Я на мгновение задумался, представив эту картину. Образ оказался настолько ярким, что почти заставил усмехнуться.
— Скорее всего, — медленно проговорил я, отправляя в инвентарь очередную пачку чипсов, — я бы посмотрел на тебя, хмыкнул и сказал, что приличные девушки не стреляют выпивку у незнакомых парней. А потом всё-таки угостил бы. Просто из любопытства.
Искра рассмеялась. Звонко, искренне, с полным наплевательством к безопасности. Этот смех, отражаясь от пыльных полок и разбитых витрин, показался чем-то инородным, чем-то из другого мира.
— Из любопытства, значит? — она подошла ближе, её глаза блестели. — А что бы случилось дальше?
— Дальше? — я повернулся к ней, на мгновение отвлёкшись от поисков. — Дальше ты бы начала рассказывать какую-нибудь невероятную историю о том, как сбежала с собственной свадьбы или проиграла в карты состояние своего отца. А я бы сидел, слушал, и пытался понять, где ты врёшь, а где нет.
— А я бы не соврала ни слова! Честно! — с жаром возразила она, подходя ещё ближе и заглядывая мне в глаза. — Я бы рассказала тебе, что учусь на журналиста, но на самом деле мечтаю стать рок-звездой или участвовать в фаер-шоу. Что пишу стихи, которые никому не показываю. Что ни парня, ни жениха у меня нет. И что ненавижу оливки. А ты? Что бы ты рассказал о себе?
Её лицо было совсем близко. Я видел смешливые искорки в её глазах, чувствовал лёгкий запах газировки и дезодоранта. Мой методичный сбор припасов был окончательно и бесповоротно прерван.

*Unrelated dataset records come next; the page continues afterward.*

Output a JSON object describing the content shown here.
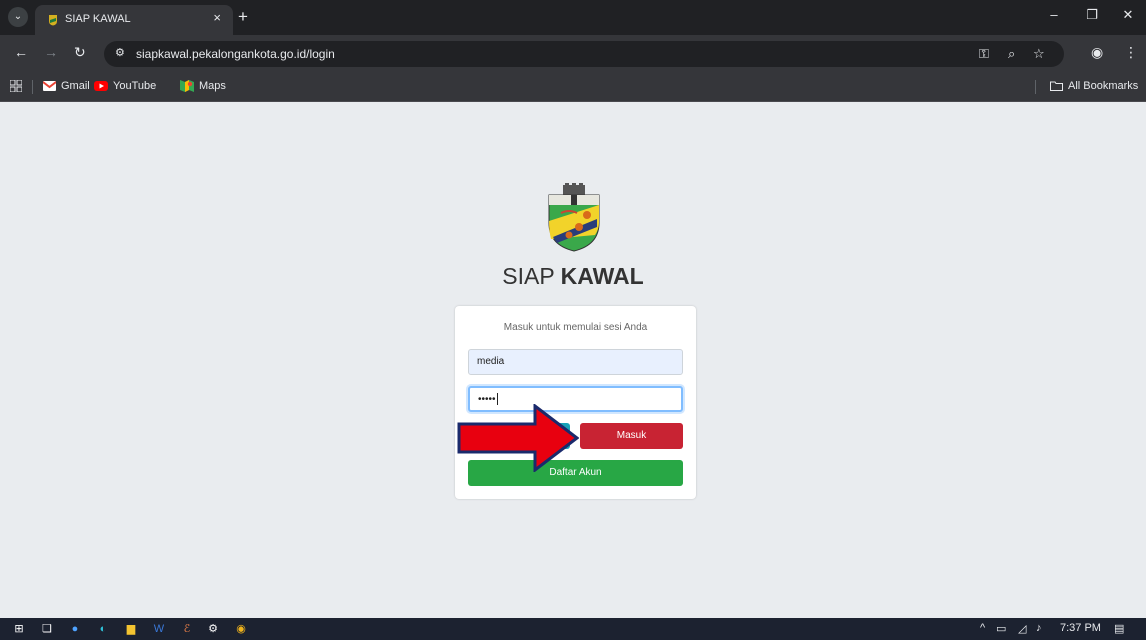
{
  "browser": {
    "tab_title": "SIAP KAWAL",
    "tab_close": "×",
    "new_tab": "+",
    "url": "siapkawal.pekalongankota.go.id/login",
    "bookmarks": [
      {
        "label": "Gmail",
        "icon": "gmail-icon"
      },
      {
        "label": "YouTube",
        "icon": "youtube-icon"
      },
      {
        "label": "Maps",
        "icon": "maps-icon"
      }
    ],
    "all_bookmarks": "All Bookmarks"
  },
  "page": {
    "brand_light": "SIAP",
    "brand_bold": "KAWAL",
    "login_message": "Masuk untuk memulai sesi Anda",
    "username_value": "media",
    "password_value": "•••••",
    "login_button": "Masuk",
    "register_button": "Daftar Akun",
    "colors": {
      "login_button": "#c82333",
      "register_button": "#28a745",
      "hidden_button": "#17a2b8",
      "annotation_arrow": "#e8000f"
    }
  },
  "taskbar": {
    "clock": "7:37 PM"
  }
}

— Я бы, наверное, промолчал, — честно ответил ей. — А потом рассказал бы какой-нибудь дурацкий анекдот про инженеров. Или начал бы объяснять тебе, почему пиво, которое мы пьём, имеет такой насыщенный вкус с точки зрения химии и технологии пивоварения.

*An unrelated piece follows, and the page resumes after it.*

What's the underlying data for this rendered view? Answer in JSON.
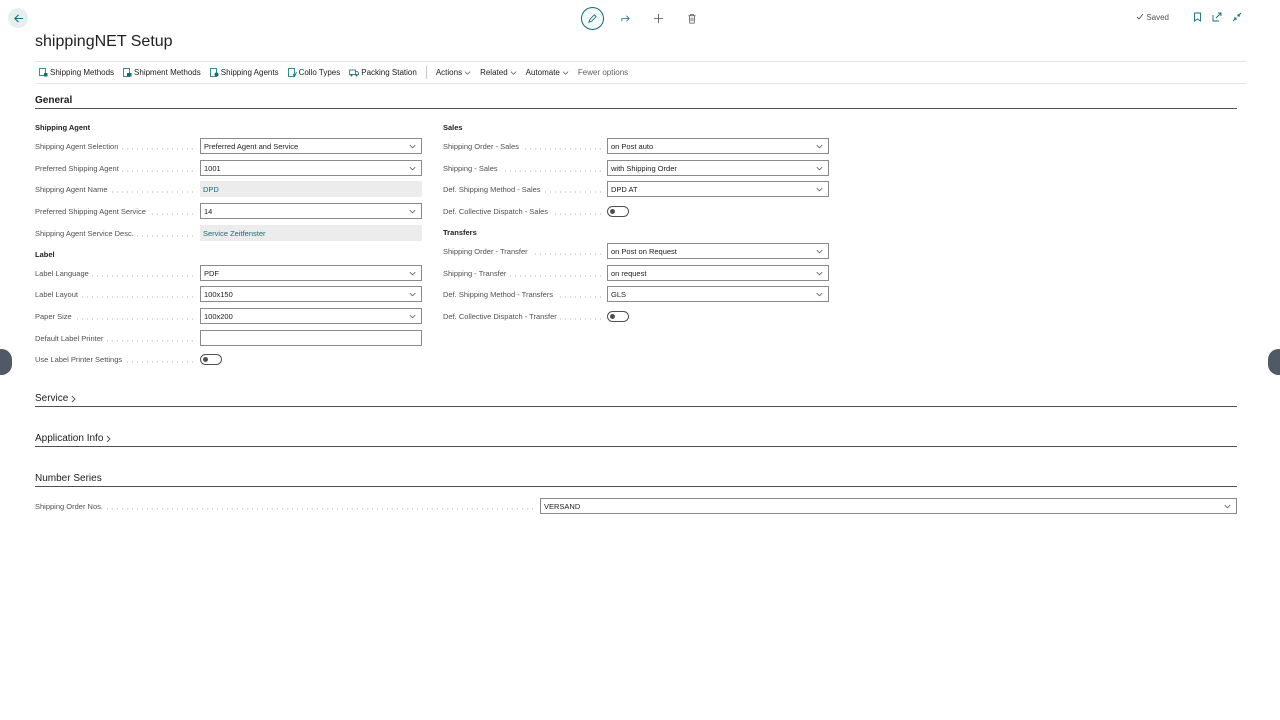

— Зануда, — вынесла она вердикт, но в голосе её не было и тени осуждения. Только тёплая, весёлая насмешка. — Ты был бы невыносимым занудой. И я бы, наверное, влюбилась в тебя с первого взгляда.
Она произнесла это так просто, так обыденно, будто говорила о погоде. Но эти слова повисли в густом, пыльном воздухе магазина, и он вдруг стал наэлектризованным. Я почувствовал, как что-то внутри меня дрогнуло, как напряжение последних дней, всего этого бесконечного кошмара, на мгновение отступило, вытесненное чем-то тёплым и почти забытым.
— А потом? — шёпотом спросил я, сам не до конца понимая, почему продолжаю эту игру.
— А потом мы бы вышли из бара, — так же шёпотом ответила она. — И пошли бы гулять по ночной Москве. Ты бы рассказывал мне о звёздах, которых совсем не видно из-за городского освещения, и о том, как устроены двигатели самолётов, которые пролетают над нами. А я бы смеялась и говорила, что ты самый умный зануда на свете. Мы бы дошли до Красной площади, и там, под бой курантов, ты бы меня поцеловал.
Её фантазия была такой живой, такой реальной, что я почти увидел это. Ночная Москва, огни, гул машин, смех… Мир, которого больше нет. Мир, который мы потеряли. И от этого стало невыносимо горько.
— Красивая сказка, — тихо сказал я.
— Да, — она вздохнула, и её весёлость на миг угасла. — Красивая. Но у нас есть только это. Только здесь и сейчас.
И она сделала последний шаг, сократив разделявшее нас расстояние до нуля.
Её руки легли мне на плечи, а губы коснулись моих.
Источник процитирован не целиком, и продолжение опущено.